Ich bekam in den ersten 5 Minuten eine gratis Sondervorstellung, ein Kind mit CI wurde mir vorgeführt. Das Kind wurde in meine Richtung gedreht, sein Kopf in meine Richtung gedrückt und nun wollte Frau Martin mir demonstrieren wie toll das Kind doch auch von hinten ansprechbar sei. Leider klappte es nicht ganz so gut wie erhofft, das Mädchen hatte keine Lust oder konnte nicht verstehen, zu was es von hinten aufgefordert wurde. Ich drehte mich um, wollte diesem Treiben nicht weiter zu schauen. Es blieb mir aber dennoch nicht erspart, denn im Verlauf der Veranstaltung gab es immer wieder Vorführungen von Kindern mit CI., die ihr Sprachvermögen demonstrierten.

Ein Gespräch hatte ich mit einem Jungen. Ich fragte ihn, seit wann er das CI habe, leider verstand er meine Frage nicht. Ich formulierte einfacher und fragte, wann er das CI bekommen habe. Er verstand leider auch wieder nicht den Sinn meiner Worte. Er überlegte eine Weile, sagte dann, dass er 14 Jahre sei. Sein hörender Freund half ein wenig, weil ihm die Situation peinlich war und erklärte, dass er das CI schon als Kleinkind bekommen hätte. Auf die Frage, ob er auch gebärden könnte, kam auch nur ein Stirnrunzeln, das Wort Gebärden kannte er nicht.

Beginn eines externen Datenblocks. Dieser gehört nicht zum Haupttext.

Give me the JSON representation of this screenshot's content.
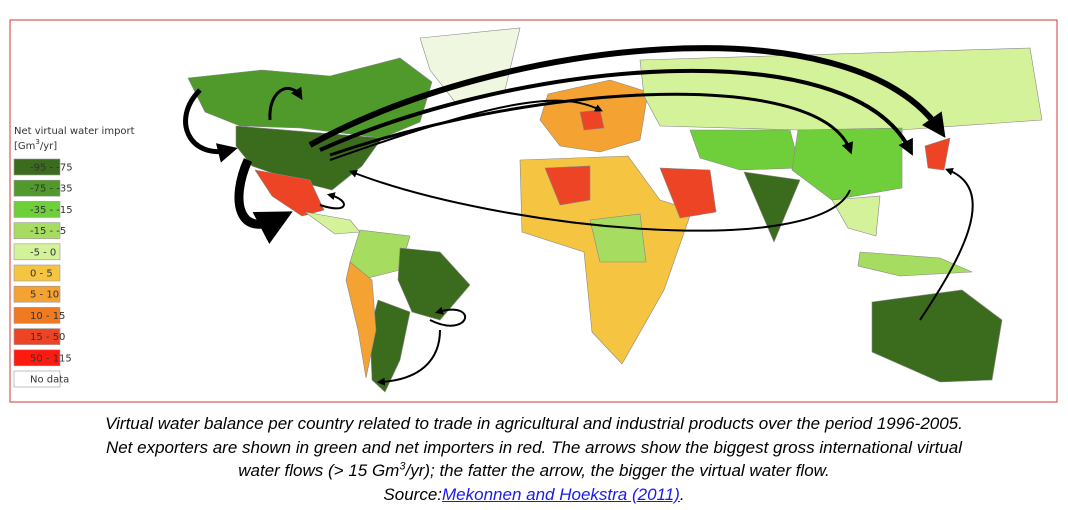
{
  "legend": {
    "title": "Net virtual water import",
    "unit_parts": [
      "[Gm",
      "3",
      "/yr]"
    ],
    "items": [
      {
        "label": "-95 - -75",
        "color": "#3b6b1c"
      },
      {
        "label": "-75 - -35",
        "color": "#4f9a2a"
      },
      {
        "label": "-35 - -15",
        "color": "#6fcf3a"
      },
      {
        "label": "-15 - -5",
        "color": "#a6dc60"
      },
      {
        "label": "-5 - 0",
        "color": "#d4f29a"
      },
      {
        "label": "0 - 5",
        "color": "#f5c542"
      },
      {
        "label": "5 - 10",
        "color": "#f4a232"
      },
      {
        "label": "10 - 15",
        "color": "#ef7a22"
      },
      {
        "label": "15 - 50",
        "color": "#ec4424"
      },
      {
        "label": "50 - 115",
        "color": "#ff1a10"
      },
      {
        "label": "No data",
        "color": "#ffffff"
      }
    ]
  },
  "caption": {
    "line1": "Virtual water balance per country related to trade in agricultural and industrial products over the period 1996-2005.",
    "line2": "Net exporters are shown in green and net importers in red. The arrows show the biggest gross international virtual",
    "line3_parts": [
      "water flows (> 15 Gm",
      "3",
      "/yr); the fatter the arrow, the bigger the virtual water flow."
    ],
    "source_prefix": "Source:",
    "source_link": "Mekonnen and Hoekstra (2011)",
    "source_suffix": "."
  }
}
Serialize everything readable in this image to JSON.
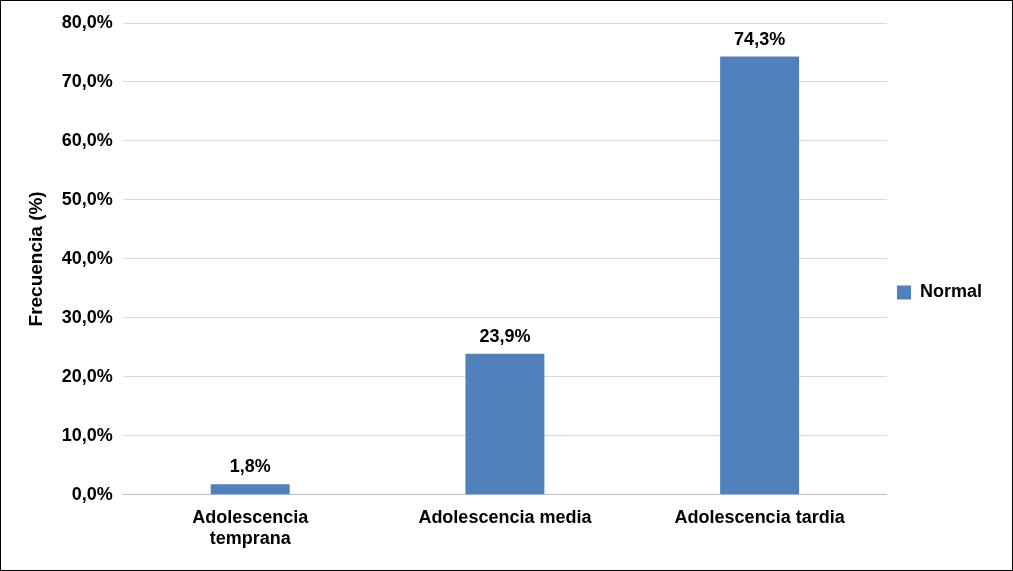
{
  "chart_data": {
    "type": "bar",
    "ylabel": "Frecuencia (%)",
    "categories": [
      "Adolescencia temprana",
      "Adolescencia media",
      "Adolescencia tardia"
    ],
    "series": [
      {
        "name": "Normal",
        "color": "#4f81bd",
        "values": [
          1.8,
          23.9,
          74.3
        ],
        "value_labels": [
          "1,8%",
          "23,9%",
          "74,3%"
        ]
      }
    ],
    "ylim": [
      0,
      80
    ],
    "yticks": [
      {
        "value": 0,
        "label": "0,0%"
      },
      {
        "value": 10,
        "label": "10,0%"
      },
      {
        "value": 20,
        "label": "20,0%"
      },
      {
        "value": 30,
        "label": "30,0%"
      },
      {
        "value": 40,
        "label": "40,0%"
      },
      {
        "value": 50,
        "label": "50,0%"
      },
      {
        "value": 60,
        "label": "60,0%"
      },
      {
        "value": 70,
        "label": "70,0%"
      },
      {
        "value": 80,
        "label": "80,0%"
      }
    ],
    "grid": "y",
    "legend": "right"
  }
}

Die Erklärung, dass gehörlose Kinder mit den Händen sprechen, ergab ein Nichtverständnis der Worte "gehörlos" und "mit Händen sprechen". Auf die Frage wie ihm die Schule gefällt, antwortete er kopfschüttelend, "nicht gut." Er geht im Moment noch auf eine Regelschule, auf der er aber nicht mit kommt. Ein Gespräch mit Dritten ergab, dass die Eltern jetzt nicht wüssten, wohin mit dem Kind, da er auf einer Gehörlosen-Schule auch nicht gut aufgehoben sei. Eine Reimplantation wäre nötig geworden und das Hören hätte sich verschlechtert.

Die Vorträge der Referenten ergaben, dass sie die schwerhörigen Menschen mehr und mehr als potentielle Patienten sehen. Die Zeit, das CI nur bei völliger Taubheit einzusetzen, ist längst vorbei. Hörreste können aber immer noch nicht erhalten werden, sie wären bei Versagen des CIs oder neuen technischen Möglichkeiten nicht mehr zu benutzen. Die Ärzte wollen Kinder möglichst früh erfassen, um eine schnelle Versorgung mit dem CI anzugehen. Lt. Lennarz sollte dies möglichst in dem ersten Lebensjahr geschehen. Von der Möglichkeit ein Kind auch in Gebärdensprache zu erziehen, wird von Seiten der Mediziner nicht gesprochen, (da gibt es nur wenige rühmliche Ausnahmen) warum sollten sie das auch erwähnen, ein gutes Geschäft ginge verloren. Das Hörscreening wird meiner Meinung nach missbraucht, um Eltern möglichst sofort von einer Implantation zu überzeugen. Eltern sind natürlich in Panik und Trauer, wenn sie von der Taubheit erfahren, wer möchte nicht ein Kind, dem alle Sinne zur Verfügung stehen. Da kommen die Versprechungen der Ärzte gerade Recht, Aufklärung über Alternativen gibt es nicht. Taubheit wird als zu heilende Krankheit und unnormal dargestellt.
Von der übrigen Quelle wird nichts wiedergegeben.